First order k-th moment finite element analysis of nonlinear operator equations with stochastic data
Resumo:
We develop and analyze a class of efficient Galerkin approximation methods for uncertainty quantification of nonlinear operator equations. The algorithms are based on sparse Galerkin discretizations of tensorized linearizations at nominal parameters. Specifically, we consider abstract, nonlinear, parametric operator equations J(\alpha ,u)=0 for random input \alpha (\omega ) with almost sure realizations in a neighborhood of a nominal input parameter \alpha _0. Under some structural assumptions on the parameter dependence, we prove existence and uniqueness of a random solution, u(\omega ) = S(\alpha (\omega )).
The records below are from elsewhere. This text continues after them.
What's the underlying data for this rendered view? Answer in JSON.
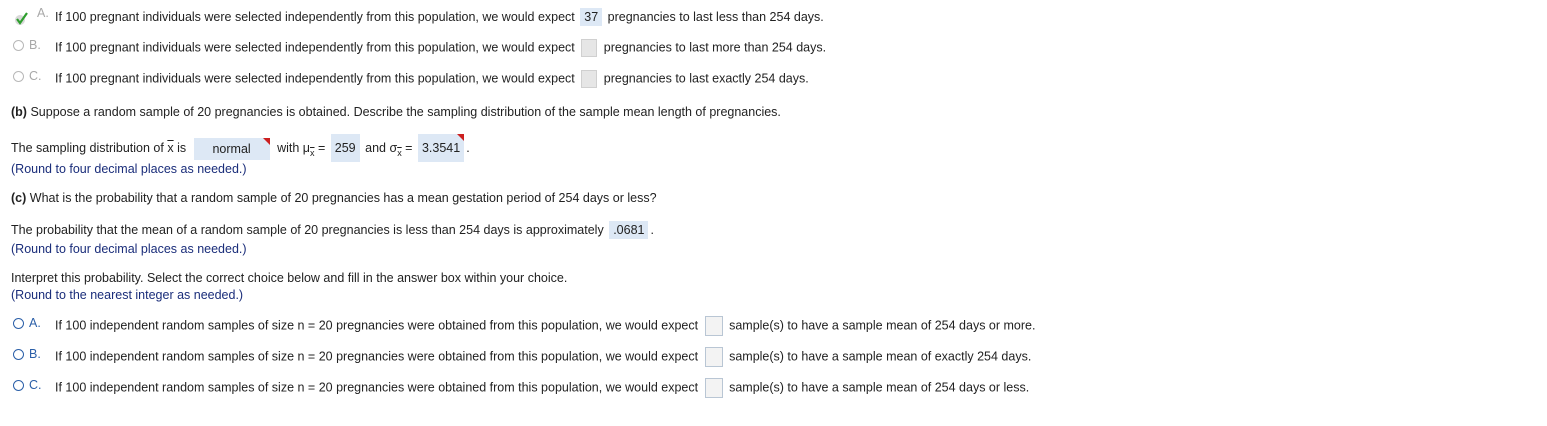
{
  "part_a_options": [
    {
      "letter": "A.",
      "pre": "If 100 pregnant individuals were selected independently from this population, we would expect",
      "answer": "37",
      "post": "pregnancies to last less than 254 days."
    },
    {
      "letter": "B.",
      "pre": "If 100 pregnant individuals were selected independently from this population, we would expect",
      "answer": "",
      "post": "pregnancies to last more than 254 days."
    },
    {
      "letter": "C.",
      "pre": "If 100 pregnant individuals were selected independently from this population, we would expect",
      "answer": "",
      "post": "pregnancies to last exactly 254 days."
    }
  ],
  "part_b": {
    "label": "(b)",
    "question": "Suppose a random sample of 20 pregnancies is obtained. Describe the sampling distribution of the sample mean length of pregnancies.",
    "sentence_pre": "The sampling distribution of",
    "xbar": "x",
    "is": "is",
    "dropdown_value": "normal",
    "with": "with",
    "mu": "μ",
    "eq1": "=",
    "mu_value": "259",
    "and": "and",
    "sigma": "σ",
    "eq2": "=",
    "sigma_value": "3.3541",
    "end": ".",
    "note": "(Round to four decimal places as needed.)"
  },
  "part_c": {
    "label": "(c)",
    "question": "What is the probability that a random sample of 20 pregnancies has a mean gestation period of 254 days or less?",
    "sentence_pre": "The probability that the mean of a random sample of 20 pregnancies is less than 254 days is approximately",
    "probability": ".0681",
    "end": ".",
    "note": "(Round to four decimal places as needed.)",
    "interpret": "Interpret this probability. Select the correct choice below and fill in the answer box within your choice.",
    "interpret_note": "(Round to the nearest integer as needed.)"
  },
  "part_c_options": [
    {
      "letter": "A.",
      "pre": "If 100 independent random samples of size n = 20 pregnancies were obtained from this population, we would expect",
      "post": "sample(s) to have a sample mean of 254 days or more."
    },
    {
      "letter": "B.",
      "pre": "If 100 independent random samples of size n = 20 pregnancies were obtained from this population, we would expect",
      "post": "sample(s) to have a sample mean of exactly 254 days."
    },
    {
      "letter": "C.",
      "pre": "If 100 independent random samples of size n = 20 pregnancies were obtained from this population, we would expect",
      "post": "sample(s) to have a sample mean of 254 days or less."
    }
  ],
  "colors": {
    "accent": "#2b5fa8",
    "answer_bg": "#dde8f5",
    "note": "#1a2d7a",
    "check_green": "#2e9e2e",
    "flag_red": "#cc1f1f"
  },
  "icons": {
    "selected": "checkmark-icon",
    "radio": "radio-circle-icon",
    "flag": "red-corner-flag-icon"
  }
}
We derive a multilinear, tensorized operator equation for the deterministic computation of k-th order statistical moments of the random solution's fluctuations u(\omega ) - S(\alpha _0). We introduce and analyse sparse tensor Galerkin discretization schemes for the efficient, deterministic computation of the k-th statistical moment equation. We prove a shift theorem for the k-point correlation equation in anisotropic smoothness scales and deduce that sparse tensor Galerkin discretizations of this equation converge in accuracy vs. complexity which equals, up to logarithmic terms, that of the Galerkin discretization of a single instance of the mean field problem. We illustrate the abstract theory for nonstationary diffusion problems in random domains.